Everything You Need to Know About Conjugal Visits

Conjugal visits are among the most cliched tropes featured in TV and movies about prison. However, prison conjugal visits are extremely rare in the US, allowed in just four states. Beyond that, the rules for them are extremely strict, with extended family visits (as they're now called) allowed for only a select few prisoners with clean records.

With their pop culture presence, one imagines conjugal visits taking place in cramped trailers all over the country. But this isn't true - and never really was. From their racist origins, to their ban in federal prisons, to the limitations placed on them, conjugal visits are one of the most misunderstood aspects of life behind bars. They're allowed for inmates in jail and prison all over the world, from liberal Europe to theocratic Middle Eastern countries - and the rules for them vary from border to border.

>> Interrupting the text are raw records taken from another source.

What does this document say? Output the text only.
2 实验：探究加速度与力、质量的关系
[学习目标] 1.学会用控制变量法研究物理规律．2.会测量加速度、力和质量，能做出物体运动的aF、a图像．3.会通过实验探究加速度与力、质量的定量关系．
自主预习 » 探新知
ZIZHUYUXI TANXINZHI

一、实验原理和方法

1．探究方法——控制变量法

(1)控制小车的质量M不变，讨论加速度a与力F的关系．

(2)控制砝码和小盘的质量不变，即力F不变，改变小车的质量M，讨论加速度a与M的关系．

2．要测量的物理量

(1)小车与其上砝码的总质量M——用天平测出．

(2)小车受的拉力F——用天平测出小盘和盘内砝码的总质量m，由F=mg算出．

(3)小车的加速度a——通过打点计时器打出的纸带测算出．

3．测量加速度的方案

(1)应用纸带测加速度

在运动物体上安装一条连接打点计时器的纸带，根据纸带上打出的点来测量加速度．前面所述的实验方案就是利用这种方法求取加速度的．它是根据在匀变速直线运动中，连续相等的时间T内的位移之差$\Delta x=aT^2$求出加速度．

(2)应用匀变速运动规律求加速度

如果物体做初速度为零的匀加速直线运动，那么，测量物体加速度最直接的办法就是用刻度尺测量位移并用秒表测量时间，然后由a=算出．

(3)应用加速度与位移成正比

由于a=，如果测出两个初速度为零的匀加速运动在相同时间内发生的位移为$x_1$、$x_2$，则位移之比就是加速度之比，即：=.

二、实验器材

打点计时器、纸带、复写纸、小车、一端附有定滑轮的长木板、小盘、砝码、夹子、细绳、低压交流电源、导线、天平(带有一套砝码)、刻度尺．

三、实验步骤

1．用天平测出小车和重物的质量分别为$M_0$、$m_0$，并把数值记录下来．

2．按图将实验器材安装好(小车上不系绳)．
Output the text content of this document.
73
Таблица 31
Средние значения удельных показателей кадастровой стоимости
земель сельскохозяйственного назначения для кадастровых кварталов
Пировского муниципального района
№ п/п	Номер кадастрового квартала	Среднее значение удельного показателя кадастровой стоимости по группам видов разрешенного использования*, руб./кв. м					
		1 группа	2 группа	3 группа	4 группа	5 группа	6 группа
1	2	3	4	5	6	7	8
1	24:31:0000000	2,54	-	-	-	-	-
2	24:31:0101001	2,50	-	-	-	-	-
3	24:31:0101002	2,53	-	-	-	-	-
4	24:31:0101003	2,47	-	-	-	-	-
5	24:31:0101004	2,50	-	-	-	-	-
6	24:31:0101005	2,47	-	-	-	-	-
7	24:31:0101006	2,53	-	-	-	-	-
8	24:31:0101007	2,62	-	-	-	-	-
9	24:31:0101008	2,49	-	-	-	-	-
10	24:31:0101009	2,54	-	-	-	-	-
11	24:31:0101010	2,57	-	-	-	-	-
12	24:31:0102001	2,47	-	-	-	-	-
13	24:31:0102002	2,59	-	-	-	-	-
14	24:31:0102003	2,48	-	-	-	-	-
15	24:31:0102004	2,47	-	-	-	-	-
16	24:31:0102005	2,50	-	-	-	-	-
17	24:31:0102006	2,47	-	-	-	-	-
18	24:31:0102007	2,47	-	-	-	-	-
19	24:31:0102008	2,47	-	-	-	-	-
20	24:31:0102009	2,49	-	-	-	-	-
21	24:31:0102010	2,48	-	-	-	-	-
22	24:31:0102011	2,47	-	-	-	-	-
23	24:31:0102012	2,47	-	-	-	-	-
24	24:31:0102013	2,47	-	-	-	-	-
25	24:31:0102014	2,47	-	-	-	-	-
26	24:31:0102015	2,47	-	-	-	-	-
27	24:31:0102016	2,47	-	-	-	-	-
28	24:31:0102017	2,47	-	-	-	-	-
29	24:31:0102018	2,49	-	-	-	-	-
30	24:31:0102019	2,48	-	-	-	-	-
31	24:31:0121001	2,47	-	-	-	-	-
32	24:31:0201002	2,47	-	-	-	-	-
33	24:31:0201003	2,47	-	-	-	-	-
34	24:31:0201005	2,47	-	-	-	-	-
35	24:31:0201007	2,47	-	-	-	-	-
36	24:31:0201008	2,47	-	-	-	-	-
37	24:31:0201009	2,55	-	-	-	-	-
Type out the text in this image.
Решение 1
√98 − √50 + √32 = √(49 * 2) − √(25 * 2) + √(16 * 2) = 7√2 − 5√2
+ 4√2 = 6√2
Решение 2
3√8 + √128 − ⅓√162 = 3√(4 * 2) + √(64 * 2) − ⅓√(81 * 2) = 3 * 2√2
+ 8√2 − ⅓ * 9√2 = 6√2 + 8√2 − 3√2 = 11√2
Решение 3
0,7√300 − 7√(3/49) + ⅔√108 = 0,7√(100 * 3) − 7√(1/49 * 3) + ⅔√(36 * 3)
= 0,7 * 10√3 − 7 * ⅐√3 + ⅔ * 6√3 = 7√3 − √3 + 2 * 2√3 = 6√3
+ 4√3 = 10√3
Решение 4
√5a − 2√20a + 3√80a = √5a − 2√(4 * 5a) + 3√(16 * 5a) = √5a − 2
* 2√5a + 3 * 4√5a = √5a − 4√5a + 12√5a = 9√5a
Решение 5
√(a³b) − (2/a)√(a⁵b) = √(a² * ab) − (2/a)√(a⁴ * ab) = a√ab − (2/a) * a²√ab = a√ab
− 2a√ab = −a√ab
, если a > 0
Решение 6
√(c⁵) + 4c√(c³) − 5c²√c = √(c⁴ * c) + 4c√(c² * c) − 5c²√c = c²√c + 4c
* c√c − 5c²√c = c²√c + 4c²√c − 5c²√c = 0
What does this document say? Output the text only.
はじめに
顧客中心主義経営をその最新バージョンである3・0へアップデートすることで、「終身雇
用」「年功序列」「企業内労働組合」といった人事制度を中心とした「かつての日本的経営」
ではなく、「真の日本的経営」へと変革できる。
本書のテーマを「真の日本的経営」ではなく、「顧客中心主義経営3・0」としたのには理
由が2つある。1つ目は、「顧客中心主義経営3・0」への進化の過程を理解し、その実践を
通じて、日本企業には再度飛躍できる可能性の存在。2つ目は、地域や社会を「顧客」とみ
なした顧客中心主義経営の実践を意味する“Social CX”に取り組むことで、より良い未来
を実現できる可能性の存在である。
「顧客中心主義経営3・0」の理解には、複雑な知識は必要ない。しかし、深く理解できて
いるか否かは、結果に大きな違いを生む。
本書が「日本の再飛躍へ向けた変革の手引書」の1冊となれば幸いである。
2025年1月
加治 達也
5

Here are some interesting things to know about conjugal visits and sex in prison, though hopefully you'll never have to worry about it.

  • The First Prison with Conjugal Visits Was a Mock Plantation

    The first conjugal visits in American history were in Mississippi State Prison (aka Parchman Farm) in the early '20s. Like so much of American history, they have a racist connotation. The prison's warden, James Parchman, wanted to encourage his African-American male prisoners to work harder, so he turned the prison into a huge faux-plantation.

    Because he also thought Black men were animalistic sex monsters, Parchman paid prostitutes to come and have sex with the inmates each Sunday. In the 1930s, Parchman Farm began letting white male prisoners engage in the program, and it was formalized as a "spousal visit time" in 1960.

  • Only Four States Still Allow Conjugal Visits

    Conjugal visits for the express purposes of sex or family time occur only in state prisons, not federal prisons. In the early 1990s, 17 states still had active conjugal visit programs. But that number has decreased, and now only California, New York, Connecticut, and Washington still allow conjugal visits. Mississippi and New Mexico also recently had conjugal visit policies, but ended them in 2014.
  • They're Not Really Called "Conjugal Visits" Anymore

    Conjugal visits are usually referred to as either "extended family visits" or "family reunion visits." The name change was likely to remove some of the seedier connotations with the name, and to reflect the addition of family visiting time. The official reason for these extended family visits is three-fold: to maintain a connection between the prisoner and his family, to reduce recidivism, and to provide an incentive for good behavior.
  • Prisoners Have No Constitutional Right to Family Visits

    In Lyons v. Gilligan (1974), the United States District Court for the Northern District of Ohio held that the prisoners have no constitutional right to conjugal visits with their spouses during sentences. Inmates of the Marion, Ohio Correctional Institution had brought legal action against the prison to require visits as part of the Eighth Amendment prohibition against cruel and unusual punishment. The court disagreed.